Die Mehrheitsbedingung (auch Mehrheitskriterium) ist ein Qualitätskriterium für Sitzzuteilungsverfahren und Wahlsysteme in ihrer Gesamtstruktur. Sie besagt, dass aus einer Stimmenmehrheit auch eine Mandatsmehrheit resultiert.

Dabei ist zu unterscheiden zwischen einer schwachen Mehrheitsbedingung, nach der eine Partei mit mindestens 50 % der Stimmen auch mindestens 50 % der Mandate erhält, und einer starken Mehrheitsbedingung, nach der eine Partei mit mehr als 50 % der Stimmen auch mehr als 50 % der Mandate erhält.

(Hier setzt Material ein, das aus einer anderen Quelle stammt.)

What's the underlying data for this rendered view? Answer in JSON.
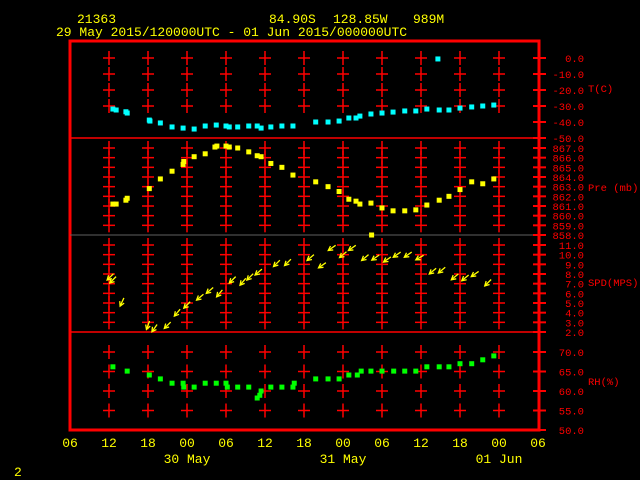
{
  "header": {
    "station": "21363",
    "lat": "84.90S",
    "lon": "128.85W",
    "elev": "989M",
    "range": "29 May 2015/120000UTC - 01 Jun 2015/000000UTC"
  },
  "page_number": "2",
  "colors": {
    "frame": "#ff0000",
    "grid": "#ff0000",
    "text": "#ffff00",
    "temp": "#00ffff",
    "pres": "#ffff00",
    "wind": "#ffff00",
    "rh": "#00ff00",
    "guide": "#606060"
  },
  "chart_data": [
    {
      "type": "scatter",
      "name": "temperature",
      "ylabel": "T(C)",
      "x_units": "hours since 29 May 2015 06 UTC",
      "ticks": [
        "0.0",
        "-10.0",
        "-20.0",
        "-30.0",
        "-40.0",
        "-50.0"
      ],
      "ylim": [
        -50,
        0
      ],
      "points": [
        [
          6.6,
          -31.9
        ],
        [
          7.1,
          -32.5
        ],
        [
          8.6,
          -33.6
        ],
        [
          8.8,
          -34.4
        ],
        [
          12.2,
          -38.8
        ],
        [
          12.3,
          -39.4
        ],
        [
          13.9,
          -40.6
        ],
        [
          15.7,
          -43.1
        ],
        [
          17.4,
          -43.8
        ],
        [
          19.1,
          -44.4
        ],
        [
          20.8,
          -42.5
        ],
        [
          22.5,
          -41.9
        ],
        [
          24.0,
          -42.5
        ],
        [
          24.5,
          -43.1
        ],
        [
          25.8,
          -43.1
        ],
        [
          27.5,
          -42.5
        ],
        [
          28.8,
          -42.5
        ],
        [
          29.4,
          -43.8
        ],
        [
          30.9,
          -43.1
        ],
        [
          32.6,
          -42.5
        ],
        [
          34.3,
          -42.5
        ],
        [
          37.8,
          -40.0
        ],
        [
          39.7,
          -40.0
        ],
        [
          41.4,
          -39.4
        ],
        [
          42.9,
          -37.5
        ],
        [
          44.0,
          -37.5
        ],
        [
          44.6,
          -36.3
        ],
        [
          46.3,
          -35.0
        ],
        [
          48.0,
          -34.4
        ],
        [
          49.7,
          -33.8
        ],
        [
          51.5,
          -33.1
        ],
        [
          53.2,
          -33.1
        ],
        [
          54.9,
          -31.9
        ],
        [
          56.6,
          -0.6
        ],
        [
          56.8,
          -32.5
        ],
        [
          58.3,
          -32.5
        ],
        [
          60.0,
          -31.3
        ],
        [
          61.8,
          -30.6
        ],
        [
          63.5,
          -30.0
        ],
        [
          65.2,
          -29.4
        ]
      ]
    },
    {
      "type": "scatter",
      "name": "pressure",
      "ylabel": "Pre (mb)",
      "ticks": [
        "867.0",
        "866.0",
        "865.0",
        "864.0",
        "863.0",
        "862.0",
        "861.0",
        "860.0",
        "859.0",
        "858.0"
      ],
      "ylim": [
        858,
        867
      ],
      "points": [
        [
          6.6,
          861.2
        ],
        [
          7.1,
          861.2
        ],
        [
          8.6,
          861.6
        ],
        [
          8.8,
          861.8
        ],
        [
          12.2,
          862.8
        ],
        [
          13.9,
          863.8
        ],
        [
          15.7,
          864.6
        ],
        [
          17.4,
          865.3
        ],
        [
          17.5,
          865.6
        ],
        [
          19.1,
          866.1
        ],
        [
          20.8,
          866.4
        ],
        [
          22.3,
          867.1
        ],
        [
          22.6,
          867.2
        ],
        [
          24.0,
          867.2
        ],
        [
          24.5,
          867.1
        ],
        [
          25.8,
          867.0
        ],
        [
          27.5,
          866.6
        ],
        [
          28.8,
          866.2
        ],
        [
          29.4,
          866.1
        ],
        [
          30.9,
          865.4
        ],
        [
          32.6,
          865.0
        ],
        [
          34.3,
          864.2
        ],
        [
          37.8,
          863.5
        ],
        [
          39.7,
          863.0
        ],
        [
          41.4,
          862.5
        ],
        [
          42.9,
          861.7
        ],
        [
          44.0,
          861.5
        ],
        [
          44.6,
          861.2
        ],
        [
          46.3,
          861.3
        ],
        [
          46.4,
          858.0
        ],
        [
          48.0,
          860.8
        ],
        [
          49.7,
          860.5
        ],
        [
          51.5,
          860.5
        ],
        [
          53.2,
          860.6
        ],
        [
          54.9,
          861.1
        ],
        [
          56.8,
          861.6
        ],
        [
          58.3,
          862.0
        ],
        [
          60.0,
          862.7
        ],
        [
          61.8,
          863.5
        ],
        [
          63.5,
          863.3
        ],
        [
          65.2,
          863.8
        ]
      ]
    },
    {
      "type": "scatter",
      "name": "wind",
      "ylabel": "SPD(MPS)",
      "ticks": [
        "11.0",
        "10.0",
        "9.0",
        "8.0",
        "7.0",
        "6.0",
        "5.0",
        "4.0",
        "3.0",
        "2.0"
      ],
      "ylim": [
        2,
        11
      ],
      "points": [
        [
          6.2,
          7.7,
          45
        ],
        [
          6.6,
          7.4,
          45
        ],
        [
          8.0,
          5.1,
          25
        ],
        [
          12.0,
          2.7,
          20
        ],
        [
          13.0,
          2.4,
          35
        ],
        [
          15.0,
          2.7,
          45
        ],
        [
          16.5,
          4.0,
          40
        ],
        [
          18.0,
          4.8,
          45
        ],
        [
          20.0,
          5.6,
          50
        ],
        [
          21.5,
          6.3,
          50
        ],
        [
          23.0,
          6.0,
          40
        ],
        [
          25.0,
          7.4,
          45
        ],
        [
          26.6,
          7.2,
          40
        ],
        [
          27.7,
          7.7,
          45
        ],
        [
          29.0,
          8.2,
          50
        ],
        [
          31.8,
          9.1,
          45
        ],
        [
          33.5,
          9.2,
          45
        ],
        [
          37.0,
          9.7,
          50
        ],
        [
          38.8,
          8.9,
          55
        ],
        [
          40.3,
          10.7,
          55
        ],
        [
          42.0,
          10.0,
          50
        ],
        [
          43.4,
          10.7,
          55
        ],
        [
          45.4,
          9.7,
          50
        ],
        [
          47.0,
          9.7,
          55
        ],
        [
          48.8,
          9.5,
          55
        ],
        [
          50.3,
          10.0,
          55
        ],
        [
          52.0,
          10.0,
          55
        ],
        [
          53.8,
          9.7,
          60
        ],
        [
          55.8,
          8.3,
          50
        ],
        [
          57.2,
          8.4,
          50
        ],
        [
          59.2,
          7.7,
          50
        ],
        [
          60.8,
          7.6,
          50
        ],
        [
          62.3,
          8.0,
          55
        ],
        [
          64.3,
          7.1,
          45
        ]
      ]
    },
    {
      "type": "scatter",
      "name": "relative_humidity",
      "ylabel": "RH(%)",
      "ticks": [
        "70.0",
        "65.0",
        "60.0",
        "55.0",
        "50.0"
      ],
      "ylim": [
        50,
        70
      ],
      "points": [
        [
          6.6,
          66.2
        ],
        [
          8.8,
          65.1
        ],
        [
          12.2,
          64.1
        ],
        [
          13.9,
          63.1
        ],
        [
          15.7,
          62.0
        ],
        [
          17.4,
          62.0
        ],
        [
          17.5,
          61.0
        ],
        [
          19.1,
          61.0
        ],
        [
          20.8,
          62.0
        ],
        [
          22.5,
          62.0
        ],
        [
          24.0,
          62.0
        ],
        [
          24.2,
          61.0
        ],
        [
          25.8,
          61.0
        ],
        [
          27.5,
          61.0
        ],
        [
          29.4,
          60.0
        ],
        [
          29.2,
          58.9
        ],
        [
          28.8,
          58.2
        ],
        [
          30.9,
          61.0
        ],
        [
          32.6,
          61.0
        ],
        [
          34.3,
          61.0
        ],
        [
          34.5,
          62.0
        ],
        [
          37.8,
          63.1
        ],
        [
          39.7,
          63.1
        ],
        [
          41.4,
          63.1
        ],
        [
          42.9,
          64.1
        ],
        [
          44.2,
          64.1
        ],
        [
          44.8,
          65.1
        ],
        [
          46.3,
          65.1
        ],
        [
          48.0,
          65.1
        ],
        [
          49.8,
          65.1
        ],
        [
          51.5,
          65.1
        ],
        [
          53.2,
          65.1
        ],
        [
          54.9,
          66.2
        ],
        [
          56.8,
          66.2
        ],
        [
          58.3,
          66.2
        ],
        [
          60.0,
          67.0
        ],
        [
          61.8,
          67.0
        ],
        [
          63.5,
          68.0
        ],
        [
          65.2,
          69.0
        ]
      ]
    }
  ],
  "x_axis": {
    "ticks": [
      "06",
      "12",
      "18",
      "00",
      "06",
      "12",
      "18",
      "00",
      "06",
      "12",
      "18",
      "00",
      "06"
    ],
    "dates": [
      {
        "label": "30 May",
        "hour": 18
      },
      {
        "label": "31 May",
        "hour": 42
      },
      {
        "label": "01 Jun",
        "hour": 66
      }
    ]
  }
}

Das D’Hondt-Verfahren (Divisorverfahren mit Abrundung) erfüllt bei gerader Gesamtmandatszahl lediglich die schwache Mehrheitsbedingung. Die starke Mehrheitsbedingung wird nur bei ungerader Gesamtmandatszahl erfüllt, denn in diesem Fall sichert sogar ein Stimmenanteil von exakt 50 % die absolute Mehrheit der Mandate. Fazit: Da nach D’Hondt keine Partei weniger Mandate erhalten kann, als es ihrer abgerundeten Quote entspricht, D’Hondt also die Quotenbedingung nach unten erfüllt (siehe Sitzzuteilungsverfahren), kann hier die starke Mehrheitsbedingung niemals um mehr als ein Mandat verletzt werden.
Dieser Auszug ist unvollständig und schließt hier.